4. CUANDO LOS ALUMNOS SALEN DE SECUNDARIA, A VECES A
ESTUDIAR, OTROS A ESTUDIAR Y TRABAJAR, OTROS A TRABAJAR Y
OTROS SOLO A SOBREVIVIR, ¿CREE USTED QUE ESTOS JÓVENES SIN
VALORES QUE VIENEN DE CASA Y DEL COLEGIO PUEDAN SUPERAR
LOS INCONVENIENTES Y RETOS DE LA VIDA? ¿POR QUÉ?
No, no lo creo. Analizando los acápites anteriores podría decirse que jóvenes
incapacitados para tomas las decisiones correctas, para valorar a los seres
humanos, para adueñarse de su destino.
Abelardo Pithod - Doctor en sociología - Universidad de París – Sorbona,
sostiene que existe la ceguera frente a los valores, ceguera que, cuando es grave
y se refiere a valores fundamentales, convierte a una persona en un perverso.
En aquel artículo hacía referencia a un personaje “que recordar no quiero”
La carencia de valores sensibles e intelectuales, dijo, puede presentar diversas
manifestaciones. La gente que no tiene oído no puede acceder al maravilloso
mundo de la música. Quienes carecen del sentido del humor, no distinguen los
chistes buenos de los malos.
Claro, mucho más graves son los déficits en relación a los valores humanos
superiores, añadió.
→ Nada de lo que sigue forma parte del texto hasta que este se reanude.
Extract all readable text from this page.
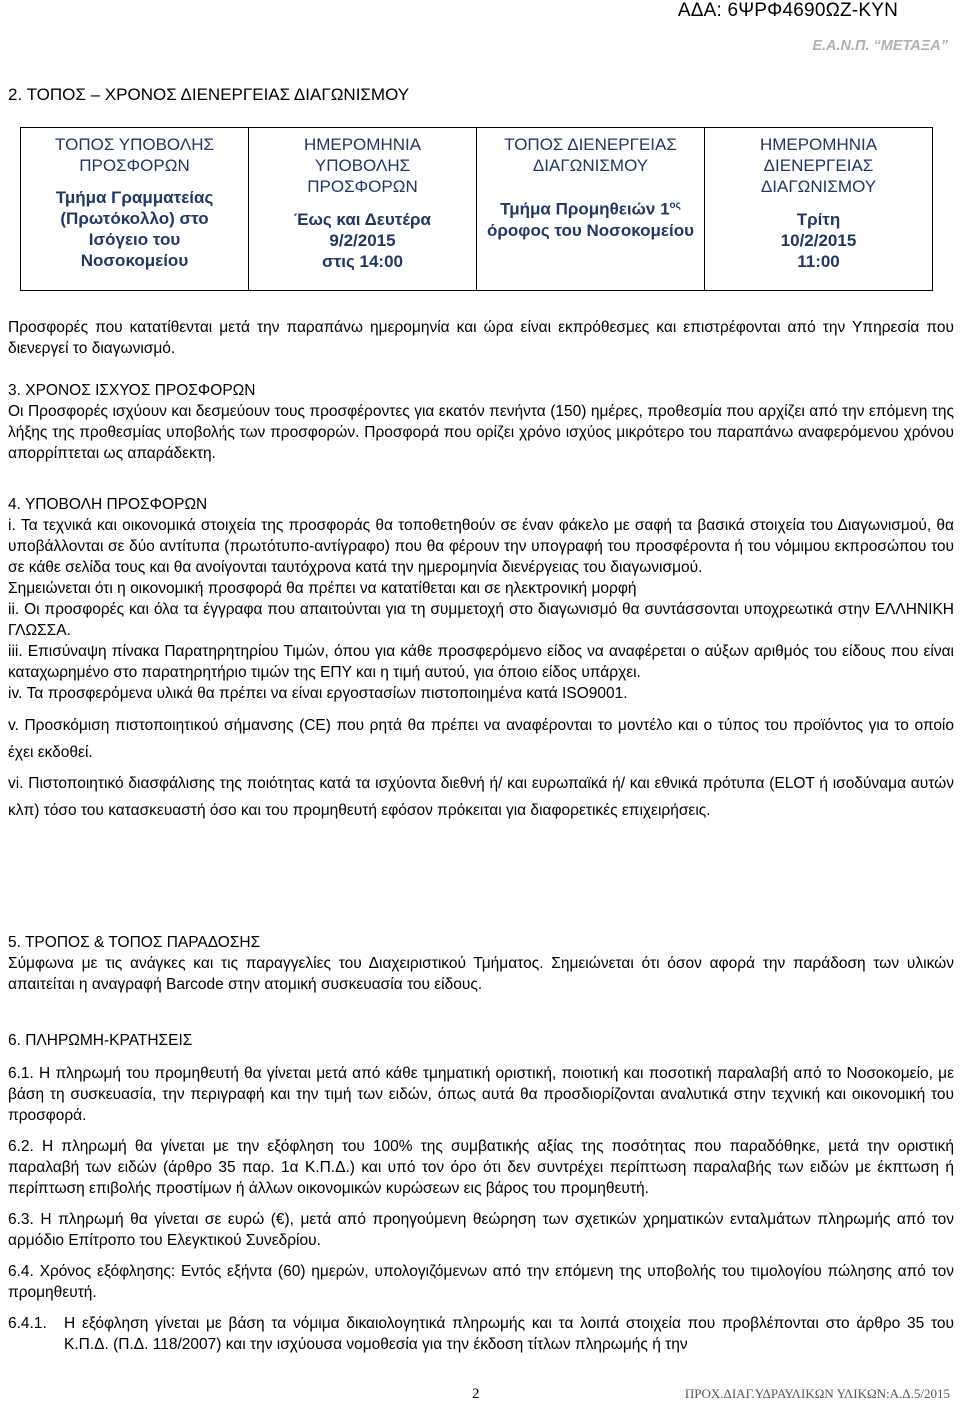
ΑΔΑ: 6ΨΡΦ4690ΩΖ-ΚΥΝ
Ε.Α.Ν.Π. “ΜΕΤΑΞΑ”
2. ΤΟΠΟΣ – ΧΡΟΝΟΣ ΔΙΕΝΕΡΓΕΙΑΣ ΔΙΑΓΩΝΙΣΜΟΥ
ΤΟΠΟΣ ΥΠΟΒΟΛΗΣ
ΠΡΟΣΦΟΡΩΝ
Τμήμα Γραμματείας
(Πρωτόκολλο) στο
Ισόγειο του
Νοσοκομείου

ΗΜΕΡΟΜΗΝΙΑ
ΥΠΟΒΟΛΗΣ
ΠΡΟΣΦΟΡΩΝ
Έως και Δευτέρα
9/2/2015
στις 14:00

ΤΟΠΟΣ ΔΙΕΝΕΡΓΕΙΑΣ
ΔΙΑΓΩΝΙΣΜΟΥ
Τμήμα Προμηθειών $1^{o\varsigma}$
όροφος του Νοσοκομείου

ΗΜΕΡΟΜΗΝΙΑ
ΔΙΕΝΕΡΓΕΙΑΣ
ΔΙΑΓΩΝΙΣΜΟΥ
Τρίτη
10/2/2015
11:00

Προσφορές που κατατίθενται μετά την παραπάνω ημερομηνία και ώρα είναι εκπρόθεσμες και επιστρέφονται από την Υπηρεσία που διενεργεί το διαγωνισμό.

3. ΧΡΟΝΟΣ ΙΣΧΥΟΣ ΠΡΟΣΦΟΡΩΝ

Οι Προσφορές ισχύουν και δεσμεύουν τους προσφέροντες για εκατόν πενήντα (150) ημέρες, προθεσμία που αρχίζει από την επόμενη της λήξης της προθεσμίας υποβολής των προσφορών. Προσφορά που ορίζει χρόνο ισχύος μικρότερο του παραπάνω αναφερόμενου χρόνου απορρίπτεται ως απαράδεκτη.

4. ΥΠΟΒΟΛΗ ΠΡΟΣΦΟΡΩΝ

i. Τα τεχνικά και οικονομικά στοιχεία της προσφοράς θα τοποθετηθούν σε έναν φάκελο με σαφή τα βασικά στοιχεία του Διαγωνισμού, θα υποβάλλονται σε δύο αντίτυπα (πρωτότυπο-αντίγραφο) που θα φέρουν την υπογραφή του προσφέροντα ή του νόμιμου εκπροσώπου του σε κάθε σελίδα τους και θα ανοίγονται ταυτόχρονα κατά την ημερομηνία διενέργειας του διαγωνισμού.

Σημειώνεται ότι η οικονομική προσφορά θα πρέπει να κατατίθεται και σε ηλεκτρονική μορφή

ii. Οι προσφορές και όλα τα έγγραφα που απαιτούνται για τη συμμετοχή στο διαγωνισμό θα συντάσσονται υποχρεωτικά στην ΕΛΛΗΝΙΚΗ ΓΛΩΣΣΑ.

iii. Επισύναψη πίνακα Παρατηρητηρίου Τιμών, όπου για κάθε προσφερόμενο είδος να αναφέρεται ο αύξων αριθμός του είδους που είναι καταχωρημένο στο παρατηρητήριο τιμών της ΕΠΥ και η τιμή αυτού, για όποιο είδος υπάρχει.

iv. Τα προσφερόμενα υλικά θα πρέπει να είναι εργοστασίων πιστοποιημένα κατά ISO9001.

v. Προσκόμιση πιστοποιητικού σήμανσης (CE) που ρητά θα πρέπει να αναφέρονται το μοντέλο και ο τύπος του προϊόντος για το οποίο έχει εκδοθεί.

vi. Πιστοποιητικό διασφάλισης της ποιότητας κατά τα ισχύοντα διεθνή ή/ και ευρωπαϊκά ή/ και εθνικά πρότυπα (ELOT ή ισοδύναμα αυτών κλπ) τόσο του κατασκευαστή όσο και του προμηθευτή εφόσον πρόκειται για διαφορετικές επιχειρήσεις.

5. ΤΡΟΠΟΣ & ΤΟΠΟΣ ΠΑΡΑΔΟΣΗΣ

Σύμφωνα με τις ανάγκες και τις παραγγελίες του Διαχειριστικού Τμήματος. Σημειώνεται ότι όσον αφορά την παράδοση των υλικών απαιτείται η αναγραφή Barcode στην ατομική συσκευασία του είδους.

6. ΠΛΗΡΩΜΗ-ΚΡΑΤΗΣΕΙΣ

6.1. Η πληρωμή του προμηθευτή θα γίνεται μετά από κάθε τμηματική οριστική, ποιοτική και ποσοτική παραλαβή από το Νοσοκομείο, με βάση τη συσκευασία, την περιγραφή και την τιμή των ειδών, όπως αυτά θα προσδιορίζονται αναλυτικά στην τεχνική και οικονομική του προσφορά.

6.2. Η πληρωμή θα γίνεται με την εξόφληση του 100% της συμβατικής αξίας της ποσότητας που παραδόθηκε, μετά την οριστική παραλαβή των ειδών (άρθρο 35 παρ. 1α Κ.Π.Δ.) και υπό τον όρο ότι δεν συντρέχει περίπτωση παραλαβής των ειδών με έκπτωση ή περίπτωση επιβολής προστίμων ή άλλων οικονομικών κυρώσεων εις βάρος του προμηθευτή.

6.3. Η πληρωμή θα γίνεται σε ευρώ (€), μετά από προηγούμενη θεώρηση των σχετικών χρηματικών ενταλμάτων πληρωμής από τον αρμόδιο Επίτροπο του Ελεγκτικού Συνεδρίου.

6.4. Χρόνος εξόφλησης: Εντός εξήντα (60) ημερών, υπολογιζόμενων από την επόμενη της υποβολής του τιμολογίου πώλησης από τον προμηθευτή.

6.4.1.	Η εξόφληση γίνεται με βάση τα νόμιμα δικαιολογητικά πληρωμής και τα λοιπά στοιχεία που προβλέπονται στο άρθρο 35 του Κ.Π.Δ. (Π.Δ. 118/2007) και την ισχύουσα νομοθεσία για την έκδοση τίτλων πληρωμής ή την
2	ΠΡΟΧ.ΔΙΑΓ.ΥΔΡΑΥΛΙΚΩΝ ΥΛΙΚΩΝ:Α.Δ.5/2015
Hay quienes, incapaces de amar, ven a las personas como
simples medios para satisfacer sus apetitos. En este grupo se hallan los frívolos,
los mentirosos, los aprovechadores y demás amorales. En el peor de los
extremos de este abanico volvemos a encontrar a los perversos.
También asegura que hay gente de un solo valor, es decir de un solo amor. No
es raro que estos amores monovalentes lleguen a ser destructivos. Al decir
popular son amores que matan, o por lo menos amores que castran.
Por otra parte, más adelante le da una entrada a la esperanza y plantea:
“Sin embargo, no debemos ser pesimistas. Siempre se dará la acción natural y
espontánea del conocimiento por connaturalidad y de la inteligencia emocional.
Esto interesa a los padres y a los educadores en general y les da confianza,
porque los frutos de la educación no se ven de inmediato. Lo que se recibió en
el regazo materno, o antes, hinca sus raíces en las capas más profundas del
psiquismo. No sólo la madre sino el padre y todo el ámbito familiar, luego también
la escuela y el medio ambiente, van ayudándonos a forjar nuestra propia
estimativa de los valores. Este es un capital de sabiduría transmitido
ancestralmente. Es la sabiduría del corazón, un depósito de saber y sentimientos
para orientarnos en la vida. La misión de cada uno es recrearlo y pasar la
antorcha a los que les toque sucedernos”.